Las personas con apnea del sueño experimentan una fragmentación de su descanso nocturno. Sus microdespertares repetidos impiden una recuperación eficiente, lo que provoca en una deuda de sueño crónica que debilita sus capacidades físicas y mentales. En la muestra, los conductores profesionales, los trabajadores por turnos y los jóvenes son particularmente vulnerables a la fatiga, debido a horarios irregulares y estilos de vida que aumentan el riesgo de somnolencia al volante. Además, la postura estática prolongada al volante, especialmente en viajes largos y monótonos, también contribuye a la aparición de somnolencia.
Percepción del riesgo y comportamiento
Aunque una abrumadora mayoría de conductores reconoce el peligro de la somnolencia al volante (el 86,9% está de acuerdo en que no se debe conducir en este estado, y el 91,4% admite que esta condición aumenta el riesgo de accidente), un porcentaje preocupante minimiza el riesgo. Un 9,6% de los encuestados afirmó que seguiría conduciendo incluso estando cansado, y un 18,4% cree poder conducir de forma segura en esa condición. Además, un 5,2% considera aceptable conducir con dificultad para mantener los ojos abiertos.
La fatiga al volante es un factor de riesgo tan significativo como la velocidad excesiva, la distracción o conducir bajo los efectos del alcohol. El estudio revela que el 29,7% de los conductores involucrados en un accidente durante el 2024 identificaron la fatiga o somnolencia como la causa principal. Asimismo, el 44,9% de los conductores encuestados reportó un alto riesgo de accidente, y de ellos, el 20,9% lo atribuyó a la fatiga o somnolencia.
La falta de sueño repercute directamente en la capacidad de reacción, ya que una noche de descanso insuficiente disminuye el tiempo de reacción y reduce la visión periférica, afectando gravemente las habilidades de anticipación.
Muchos conductores intentan combatir la somnolencia al volante con métodos poco efectivos:
- Subir el volumen de la radio (34,3%) , esta solución no despierta y además el conductor corre el riesgo de enmascarar las señales de advertencia.
- Bajar las ventanillas o encender el aire acondicionado (40,8%) lo cual crea una ilusión temporal que desaparece en pocos minutos.
- Beber café (28,9%) ofrece al conductor una falsa sensación de seguridad, ya que su efecto estimulante es temporal.
El estudio también puso de manifiesto que uno de cada cinco conductores presenta un riesgo elevado de sufrir apnea obstructiva del sueño, lo que afecta negativamente la calidad del descanso y exacerba la somnolencia durante el día. Además, el 10,7% de los participantes reportó tener un trastorno del sueño ya diagnosticado, siendo el insomnio (53%) y la apnea del sueño (41%) las condiciones más prevalentes.

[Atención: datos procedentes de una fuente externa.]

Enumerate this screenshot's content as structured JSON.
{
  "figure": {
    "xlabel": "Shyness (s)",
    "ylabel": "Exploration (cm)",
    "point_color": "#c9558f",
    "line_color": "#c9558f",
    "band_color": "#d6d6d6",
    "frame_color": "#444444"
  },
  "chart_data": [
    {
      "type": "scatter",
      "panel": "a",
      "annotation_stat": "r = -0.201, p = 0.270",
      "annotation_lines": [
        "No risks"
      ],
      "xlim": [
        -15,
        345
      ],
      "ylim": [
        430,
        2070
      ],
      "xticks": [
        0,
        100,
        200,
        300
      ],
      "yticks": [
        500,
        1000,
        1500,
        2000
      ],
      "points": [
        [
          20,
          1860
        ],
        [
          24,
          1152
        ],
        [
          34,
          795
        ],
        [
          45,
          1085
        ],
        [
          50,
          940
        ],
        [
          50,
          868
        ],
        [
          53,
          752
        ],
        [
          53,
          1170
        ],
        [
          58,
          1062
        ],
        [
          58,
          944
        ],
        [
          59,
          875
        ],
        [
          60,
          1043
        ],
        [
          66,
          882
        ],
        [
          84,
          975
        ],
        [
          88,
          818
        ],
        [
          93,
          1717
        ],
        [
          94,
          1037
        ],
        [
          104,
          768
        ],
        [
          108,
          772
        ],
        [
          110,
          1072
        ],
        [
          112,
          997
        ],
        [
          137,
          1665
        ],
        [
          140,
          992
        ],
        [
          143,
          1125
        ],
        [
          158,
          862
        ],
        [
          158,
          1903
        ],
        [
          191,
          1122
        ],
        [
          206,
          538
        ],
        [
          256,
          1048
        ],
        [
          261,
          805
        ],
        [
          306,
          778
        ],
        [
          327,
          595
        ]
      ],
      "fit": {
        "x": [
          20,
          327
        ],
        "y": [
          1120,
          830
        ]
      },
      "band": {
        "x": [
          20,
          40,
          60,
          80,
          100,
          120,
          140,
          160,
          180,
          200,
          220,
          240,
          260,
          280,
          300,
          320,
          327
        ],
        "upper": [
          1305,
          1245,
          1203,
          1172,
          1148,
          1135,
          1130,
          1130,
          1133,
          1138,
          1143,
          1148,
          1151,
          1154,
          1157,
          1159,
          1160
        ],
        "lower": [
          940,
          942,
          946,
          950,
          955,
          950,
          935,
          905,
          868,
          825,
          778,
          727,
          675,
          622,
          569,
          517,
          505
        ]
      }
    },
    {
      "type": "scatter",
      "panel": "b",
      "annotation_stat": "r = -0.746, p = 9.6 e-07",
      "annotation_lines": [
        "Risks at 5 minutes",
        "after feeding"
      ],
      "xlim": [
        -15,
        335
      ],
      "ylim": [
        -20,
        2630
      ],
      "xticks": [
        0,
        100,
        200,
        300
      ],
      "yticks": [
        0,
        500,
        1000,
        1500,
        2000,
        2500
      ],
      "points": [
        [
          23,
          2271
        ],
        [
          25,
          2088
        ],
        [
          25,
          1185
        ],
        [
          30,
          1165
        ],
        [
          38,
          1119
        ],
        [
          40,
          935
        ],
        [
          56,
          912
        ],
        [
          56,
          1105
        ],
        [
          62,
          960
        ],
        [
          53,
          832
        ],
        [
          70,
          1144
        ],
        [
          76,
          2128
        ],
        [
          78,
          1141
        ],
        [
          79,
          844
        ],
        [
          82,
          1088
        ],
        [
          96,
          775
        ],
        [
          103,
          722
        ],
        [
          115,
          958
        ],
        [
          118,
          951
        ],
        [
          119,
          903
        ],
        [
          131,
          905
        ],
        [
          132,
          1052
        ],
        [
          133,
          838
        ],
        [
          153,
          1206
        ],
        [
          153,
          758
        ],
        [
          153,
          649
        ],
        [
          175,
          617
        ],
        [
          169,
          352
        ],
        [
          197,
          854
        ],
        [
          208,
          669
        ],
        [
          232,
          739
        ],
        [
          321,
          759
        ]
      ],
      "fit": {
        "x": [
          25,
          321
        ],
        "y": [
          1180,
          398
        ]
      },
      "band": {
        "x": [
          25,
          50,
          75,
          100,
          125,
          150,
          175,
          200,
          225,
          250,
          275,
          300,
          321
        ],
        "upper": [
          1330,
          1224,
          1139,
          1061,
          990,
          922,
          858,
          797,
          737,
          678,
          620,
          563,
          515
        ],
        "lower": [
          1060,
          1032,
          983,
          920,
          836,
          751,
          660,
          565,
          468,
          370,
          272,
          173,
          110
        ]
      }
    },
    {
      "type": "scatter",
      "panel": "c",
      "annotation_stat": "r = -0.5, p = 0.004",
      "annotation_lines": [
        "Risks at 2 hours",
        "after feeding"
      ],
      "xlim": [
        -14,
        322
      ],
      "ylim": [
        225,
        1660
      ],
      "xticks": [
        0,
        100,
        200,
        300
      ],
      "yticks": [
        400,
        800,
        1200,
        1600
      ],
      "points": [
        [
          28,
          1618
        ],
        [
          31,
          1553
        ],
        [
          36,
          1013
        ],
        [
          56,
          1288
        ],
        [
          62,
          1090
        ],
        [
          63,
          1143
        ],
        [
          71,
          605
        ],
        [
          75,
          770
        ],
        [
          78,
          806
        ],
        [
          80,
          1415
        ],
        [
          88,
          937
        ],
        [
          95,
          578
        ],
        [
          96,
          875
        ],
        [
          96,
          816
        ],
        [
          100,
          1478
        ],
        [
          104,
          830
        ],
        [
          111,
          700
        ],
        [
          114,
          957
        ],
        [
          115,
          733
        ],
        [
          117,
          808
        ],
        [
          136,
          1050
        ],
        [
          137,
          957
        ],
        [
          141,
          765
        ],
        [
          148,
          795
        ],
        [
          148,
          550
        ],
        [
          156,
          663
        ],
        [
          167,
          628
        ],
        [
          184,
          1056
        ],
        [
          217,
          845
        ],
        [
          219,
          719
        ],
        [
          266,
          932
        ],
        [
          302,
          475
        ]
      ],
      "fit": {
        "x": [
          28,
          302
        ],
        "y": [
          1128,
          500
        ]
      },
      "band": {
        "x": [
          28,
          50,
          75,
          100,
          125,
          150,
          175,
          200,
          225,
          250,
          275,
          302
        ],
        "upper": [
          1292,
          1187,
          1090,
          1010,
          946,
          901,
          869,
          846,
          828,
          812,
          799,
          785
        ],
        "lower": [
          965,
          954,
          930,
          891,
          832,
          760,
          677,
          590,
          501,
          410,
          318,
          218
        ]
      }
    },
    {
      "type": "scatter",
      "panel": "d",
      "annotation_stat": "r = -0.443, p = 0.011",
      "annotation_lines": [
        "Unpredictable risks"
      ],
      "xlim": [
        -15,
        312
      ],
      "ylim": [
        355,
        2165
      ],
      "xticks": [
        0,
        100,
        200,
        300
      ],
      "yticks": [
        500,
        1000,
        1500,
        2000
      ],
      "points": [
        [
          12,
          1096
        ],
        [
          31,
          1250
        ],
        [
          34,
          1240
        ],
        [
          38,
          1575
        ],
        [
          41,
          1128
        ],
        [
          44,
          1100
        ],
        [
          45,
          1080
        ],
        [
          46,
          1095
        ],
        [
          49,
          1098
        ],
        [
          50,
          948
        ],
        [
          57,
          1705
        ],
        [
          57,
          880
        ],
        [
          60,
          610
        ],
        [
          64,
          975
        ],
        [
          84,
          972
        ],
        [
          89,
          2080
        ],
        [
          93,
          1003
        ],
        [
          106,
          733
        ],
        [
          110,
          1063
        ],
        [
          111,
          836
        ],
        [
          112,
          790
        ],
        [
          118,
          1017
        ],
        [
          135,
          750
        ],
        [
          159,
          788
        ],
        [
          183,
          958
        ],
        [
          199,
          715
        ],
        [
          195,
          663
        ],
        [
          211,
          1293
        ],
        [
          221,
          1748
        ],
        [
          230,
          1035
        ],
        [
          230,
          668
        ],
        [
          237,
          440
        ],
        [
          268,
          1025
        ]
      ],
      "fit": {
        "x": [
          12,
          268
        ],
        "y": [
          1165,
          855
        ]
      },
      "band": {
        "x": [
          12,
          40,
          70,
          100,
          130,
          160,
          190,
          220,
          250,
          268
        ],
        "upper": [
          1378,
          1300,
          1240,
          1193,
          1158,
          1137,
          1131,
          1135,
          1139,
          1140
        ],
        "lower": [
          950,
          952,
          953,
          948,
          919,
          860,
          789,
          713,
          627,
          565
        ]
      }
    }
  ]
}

Muchos conductores subestiman el riesgo de la fatiga al volante y sobreestiman su propia capacidad para combatirla. Recurren a estrategias ineficaces que, lejos de ayudar, incrementan las probabilidades de sufrir un accidente.
Alain Areal, presidente de Portuguese Road Prevention, subraya la importancia de invertir en campañas de sensibilización y prevención sobre los peligros de la fatiga y la somnolencia al conducir, destacando especialmente el impacto de los trastornos del sueño y la necesidad de un tratamiento adecuado.
Reducir el número de accidentes requerirá un enfoque de 360∘, que combine:
- Campañas de información sobre los peligros de la fatiga al volante.
- Mejoras en la infraestructura vial, incluyendo áreas de descanso y bandas sonoras o rugosas.
- Implementación de tecnologías de seguridad que permitan detectar la fatiga.
- Formación de conductores y una mayor implicación empresarial en la prevención de la fatiga laboral.